Visa and Monster have still gone up today, which suggests to me (remember, I am brain-damaged) that demand is still high. These companies' stock prices must come down sometime. Juniper Networks, Lucent, Yahoo!, Microsoft, Hewlett Packard, IBM all went down from high-flying PE multiples at some point. All I know is my fear that if I buy Visa now it'll tank 10% one week after I buy it, because I missed some timing signals. If I buy Monster now it'll tank 30% in a month because only after the buy transaction comes through will there be major announcements about how people with hypertension shouldn't touch it.
I'd had my eye on some stocks but they're overvalued to me.
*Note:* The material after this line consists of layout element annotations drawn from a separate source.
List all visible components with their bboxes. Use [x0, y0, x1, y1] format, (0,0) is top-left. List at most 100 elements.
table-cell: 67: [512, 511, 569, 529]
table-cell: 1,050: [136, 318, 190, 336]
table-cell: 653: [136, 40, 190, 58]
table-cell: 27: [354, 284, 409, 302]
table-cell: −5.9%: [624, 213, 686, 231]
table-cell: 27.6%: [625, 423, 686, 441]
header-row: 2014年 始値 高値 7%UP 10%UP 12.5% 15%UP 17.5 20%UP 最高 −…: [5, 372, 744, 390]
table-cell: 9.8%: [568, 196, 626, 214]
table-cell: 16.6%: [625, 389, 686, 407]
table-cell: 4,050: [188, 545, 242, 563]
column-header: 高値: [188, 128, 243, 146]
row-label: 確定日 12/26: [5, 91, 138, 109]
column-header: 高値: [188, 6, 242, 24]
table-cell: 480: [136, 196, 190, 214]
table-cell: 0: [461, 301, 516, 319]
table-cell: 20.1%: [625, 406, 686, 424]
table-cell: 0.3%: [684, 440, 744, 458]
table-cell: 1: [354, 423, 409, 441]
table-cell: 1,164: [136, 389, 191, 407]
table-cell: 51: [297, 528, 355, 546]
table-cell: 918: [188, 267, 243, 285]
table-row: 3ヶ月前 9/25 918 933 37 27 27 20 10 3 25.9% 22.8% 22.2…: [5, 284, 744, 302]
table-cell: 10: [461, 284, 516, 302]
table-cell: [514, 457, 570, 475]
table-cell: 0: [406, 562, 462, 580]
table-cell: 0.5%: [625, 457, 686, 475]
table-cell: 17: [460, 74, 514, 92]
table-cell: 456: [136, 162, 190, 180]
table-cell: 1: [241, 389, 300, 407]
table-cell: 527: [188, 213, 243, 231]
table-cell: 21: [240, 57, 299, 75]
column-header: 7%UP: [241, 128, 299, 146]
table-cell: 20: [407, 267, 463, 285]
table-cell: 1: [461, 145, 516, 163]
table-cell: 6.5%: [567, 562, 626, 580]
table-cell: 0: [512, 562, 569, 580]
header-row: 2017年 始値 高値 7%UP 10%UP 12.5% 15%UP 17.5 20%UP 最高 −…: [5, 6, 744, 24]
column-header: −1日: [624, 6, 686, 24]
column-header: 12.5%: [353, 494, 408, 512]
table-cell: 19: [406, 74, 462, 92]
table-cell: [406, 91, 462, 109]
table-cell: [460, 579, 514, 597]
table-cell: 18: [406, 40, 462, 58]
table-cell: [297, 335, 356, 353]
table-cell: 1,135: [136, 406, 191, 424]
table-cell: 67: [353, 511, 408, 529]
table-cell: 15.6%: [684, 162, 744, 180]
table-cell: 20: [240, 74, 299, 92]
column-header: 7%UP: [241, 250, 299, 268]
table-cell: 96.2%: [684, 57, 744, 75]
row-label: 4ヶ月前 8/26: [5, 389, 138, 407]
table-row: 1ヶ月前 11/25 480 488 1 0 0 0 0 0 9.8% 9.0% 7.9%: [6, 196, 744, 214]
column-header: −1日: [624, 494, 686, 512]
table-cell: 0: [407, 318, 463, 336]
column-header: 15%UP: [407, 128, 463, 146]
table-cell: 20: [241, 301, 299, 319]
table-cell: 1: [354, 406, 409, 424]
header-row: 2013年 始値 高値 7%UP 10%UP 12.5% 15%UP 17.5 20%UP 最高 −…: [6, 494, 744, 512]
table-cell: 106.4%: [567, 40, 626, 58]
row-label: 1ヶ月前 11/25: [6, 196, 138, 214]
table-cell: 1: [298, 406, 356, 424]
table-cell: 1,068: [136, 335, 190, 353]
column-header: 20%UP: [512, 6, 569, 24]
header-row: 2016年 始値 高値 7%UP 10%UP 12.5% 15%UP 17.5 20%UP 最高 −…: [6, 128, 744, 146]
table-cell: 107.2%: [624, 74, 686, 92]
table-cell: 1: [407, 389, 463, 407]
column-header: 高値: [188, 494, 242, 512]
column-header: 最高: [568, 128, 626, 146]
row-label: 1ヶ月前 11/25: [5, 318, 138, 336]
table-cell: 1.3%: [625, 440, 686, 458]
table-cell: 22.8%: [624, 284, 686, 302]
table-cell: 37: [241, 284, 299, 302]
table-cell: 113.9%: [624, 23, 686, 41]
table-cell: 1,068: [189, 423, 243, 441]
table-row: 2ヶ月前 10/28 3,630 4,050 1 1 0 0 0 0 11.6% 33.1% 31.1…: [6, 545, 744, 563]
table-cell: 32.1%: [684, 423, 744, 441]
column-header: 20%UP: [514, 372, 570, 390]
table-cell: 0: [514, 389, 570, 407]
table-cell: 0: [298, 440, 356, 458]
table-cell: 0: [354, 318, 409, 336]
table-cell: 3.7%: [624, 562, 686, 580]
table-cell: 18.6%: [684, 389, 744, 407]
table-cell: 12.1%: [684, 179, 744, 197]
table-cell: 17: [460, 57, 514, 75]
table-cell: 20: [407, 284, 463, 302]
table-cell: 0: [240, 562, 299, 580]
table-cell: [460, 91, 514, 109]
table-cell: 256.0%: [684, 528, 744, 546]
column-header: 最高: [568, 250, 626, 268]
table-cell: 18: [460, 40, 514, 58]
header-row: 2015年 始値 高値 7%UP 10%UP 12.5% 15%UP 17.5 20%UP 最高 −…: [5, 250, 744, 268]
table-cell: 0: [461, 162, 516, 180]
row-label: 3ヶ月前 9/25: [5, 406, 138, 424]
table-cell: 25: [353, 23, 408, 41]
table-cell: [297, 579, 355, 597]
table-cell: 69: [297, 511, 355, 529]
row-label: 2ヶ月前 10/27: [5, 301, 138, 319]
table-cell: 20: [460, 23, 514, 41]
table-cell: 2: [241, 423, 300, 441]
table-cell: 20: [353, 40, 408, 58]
I keep thinking Starbucks, Amazon, Costco, VISA, Monster Beverage are overvalued, but lots of people don't feel that way. Look at the volumes from Friday February 27 2015: 4,311,727; 2,458,964 (58.6% of volume); 3,030,124; 1,982,831 (actually under average volume); 6,210,450 (6.3x normal volume for MNST). Even though I suspect Monster Beverages, and 5-Hour Performance Energy shots contributed to my brother's untimely demise, and the demise of young people, its ubiquity suggests lots of people have as great a death wish or the belief that as long as the beverage ingredients are listed and they include vitamins, no blood clots could ever show up in the lungs nor would cardiac arrest ever happen, because energy drinks are for active people. Every time I see Monster cans or tiny bottles of 5 Hour Performance at the drug store or supermarket I think of my grey-faced brother in his casket, the little altar of Asahi beer and Monster Beverage, his grieving widow, and his four-year-old boy. Everyone sees something different I suppose. Cancer deaths make sense to me, heart attacks from a half-century of smoking make sense to me, pulmonary thromboembolism deaths for non-smoking people who run, bicycle, do yoga, lift weights dropping dead at 44 do not make sense to me if energy drink consumption is not a risk factor. It must be my head trauma preventing me from making sense of this death, like it prevents me from figuring out the right time to buy high-PE stocks. Yeah, that's the ticket.